De contexto: Las nuevas pruebas contra los presuntos asesinos de Fernando Báez
—“Durante estos tres años me apareció un tumor. Perdí un ojo y un oído. Todo esto (el juicio) nos afectó mucho”.
Alzó su brazo ancho y con una de las mangas limpió toda muestra de tristeza de su cara. Para Rosalía, la madre del rugbier que pateó con “más violencia” el rostro de Fernando, la rutina había cambiado poco.

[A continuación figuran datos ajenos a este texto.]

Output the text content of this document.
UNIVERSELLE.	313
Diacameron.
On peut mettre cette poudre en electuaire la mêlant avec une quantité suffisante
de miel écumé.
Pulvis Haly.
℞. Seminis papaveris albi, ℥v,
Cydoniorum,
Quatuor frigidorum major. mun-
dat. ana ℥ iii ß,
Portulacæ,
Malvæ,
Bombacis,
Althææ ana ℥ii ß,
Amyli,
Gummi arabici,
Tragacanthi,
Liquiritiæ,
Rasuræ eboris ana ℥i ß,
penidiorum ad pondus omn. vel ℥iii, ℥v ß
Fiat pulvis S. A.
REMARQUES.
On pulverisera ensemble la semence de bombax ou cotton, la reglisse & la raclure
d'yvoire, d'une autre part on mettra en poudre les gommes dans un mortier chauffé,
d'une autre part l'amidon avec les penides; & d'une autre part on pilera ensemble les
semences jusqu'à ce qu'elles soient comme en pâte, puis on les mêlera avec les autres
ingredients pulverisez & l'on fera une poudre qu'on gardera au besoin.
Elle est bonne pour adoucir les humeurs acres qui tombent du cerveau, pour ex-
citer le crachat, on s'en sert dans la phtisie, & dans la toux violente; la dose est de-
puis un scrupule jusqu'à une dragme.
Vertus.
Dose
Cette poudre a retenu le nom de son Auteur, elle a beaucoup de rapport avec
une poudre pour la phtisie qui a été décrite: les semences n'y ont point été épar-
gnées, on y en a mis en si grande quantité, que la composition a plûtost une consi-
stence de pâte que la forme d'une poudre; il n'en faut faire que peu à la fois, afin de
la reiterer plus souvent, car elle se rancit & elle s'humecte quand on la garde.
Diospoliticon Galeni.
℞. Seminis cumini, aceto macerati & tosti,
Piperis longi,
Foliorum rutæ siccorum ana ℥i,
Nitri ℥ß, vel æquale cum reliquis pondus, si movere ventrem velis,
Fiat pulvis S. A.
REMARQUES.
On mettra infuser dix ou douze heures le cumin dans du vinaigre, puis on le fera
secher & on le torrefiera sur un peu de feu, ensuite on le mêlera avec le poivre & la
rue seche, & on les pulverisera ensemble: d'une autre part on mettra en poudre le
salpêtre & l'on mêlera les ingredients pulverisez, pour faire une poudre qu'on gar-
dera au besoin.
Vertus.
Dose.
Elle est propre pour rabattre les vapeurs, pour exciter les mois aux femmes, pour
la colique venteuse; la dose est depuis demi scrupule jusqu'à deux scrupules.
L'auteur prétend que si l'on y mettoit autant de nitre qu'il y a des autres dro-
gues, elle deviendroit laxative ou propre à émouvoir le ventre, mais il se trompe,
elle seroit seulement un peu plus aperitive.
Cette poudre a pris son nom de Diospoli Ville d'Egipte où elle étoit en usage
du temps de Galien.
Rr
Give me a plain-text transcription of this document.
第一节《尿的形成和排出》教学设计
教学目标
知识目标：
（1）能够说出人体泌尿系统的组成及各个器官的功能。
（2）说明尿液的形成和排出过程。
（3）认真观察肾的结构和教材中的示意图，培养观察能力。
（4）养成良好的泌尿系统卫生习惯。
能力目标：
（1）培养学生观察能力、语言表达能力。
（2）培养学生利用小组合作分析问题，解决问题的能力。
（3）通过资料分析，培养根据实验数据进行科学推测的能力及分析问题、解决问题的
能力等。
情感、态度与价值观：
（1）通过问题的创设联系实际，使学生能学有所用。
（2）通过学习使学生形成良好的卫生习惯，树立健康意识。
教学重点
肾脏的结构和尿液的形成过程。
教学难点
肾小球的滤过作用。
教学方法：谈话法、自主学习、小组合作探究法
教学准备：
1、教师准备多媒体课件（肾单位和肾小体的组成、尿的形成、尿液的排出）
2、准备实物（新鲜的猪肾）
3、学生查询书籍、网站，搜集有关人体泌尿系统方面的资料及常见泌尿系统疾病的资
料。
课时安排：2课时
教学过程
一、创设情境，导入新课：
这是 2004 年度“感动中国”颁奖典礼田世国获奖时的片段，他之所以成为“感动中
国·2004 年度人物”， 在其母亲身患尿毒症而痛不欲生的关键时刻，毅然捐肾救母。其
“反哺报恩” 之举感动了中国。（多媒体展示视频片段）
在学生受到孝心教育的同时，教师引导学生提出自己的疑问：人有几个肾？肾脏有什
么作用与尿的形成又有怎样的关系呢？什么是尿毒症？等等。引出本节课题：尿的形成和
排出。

—“Lo único que hago es salir de mi casa para ir a ver a mi hijo a la cárcel. Luego ir al médico”.
La audiencia parecía conmoverse. Pobre señora, mirá como llora. En el asiento de los imputados, Máximo Thomsen hacía muecas de tristeza. Su pecho erguido se desinfló. Su mirada fría se derritió lentamente. Y la carita de tez blanca, pelo rubio y facciones finas se destruyó. Cualquier prueba de dolo y saña se podían aguantar. Pero ya era otro nivel. Ver llorar a mi vieja, eso ya era parte de otro nivel.
―“No puedo más. No puedo seguir sobrellevando todo esto”, dijo con esfuerzo Rosalía. Antes de decir algún dato útil para las pesquisas judiciales, Rosalía Zárate de Thomsen se alejaría de los estrados y del Tribunal, siempre recordando lo que los tres años de acusaciones contra su hijo han sido en su vida: “una pesadilla”.
La cara de Thomsen lo decía todo y no contaba nada. Fue su primera expresión en 11 días de juicio. Quizá, allá en lo profundo de su inconsciente, Máximo Pablo Thomsen, el rugbier, el líder de la manada, el que tenía sangre de Fernando en sus zapatos, entendió que sus patadas en esa acera de Villa Gesell, causaron más de una víctima a su alrededor.
Se espera que el miércoles 18 de enero finalicen las audiencias por el asesinato de Fernando Báez Sosa. Curiosamente, ese día, el pibe cumplirá tres años de su último respiro. Hoy retomarán las declaraciones más familiares de los rugbiers en el Tribunal; unos quizá rezando para que no los condenen de por vida, y otros probablemente implorándole al santísimo, que, si los condenan, sea por poco tiempo.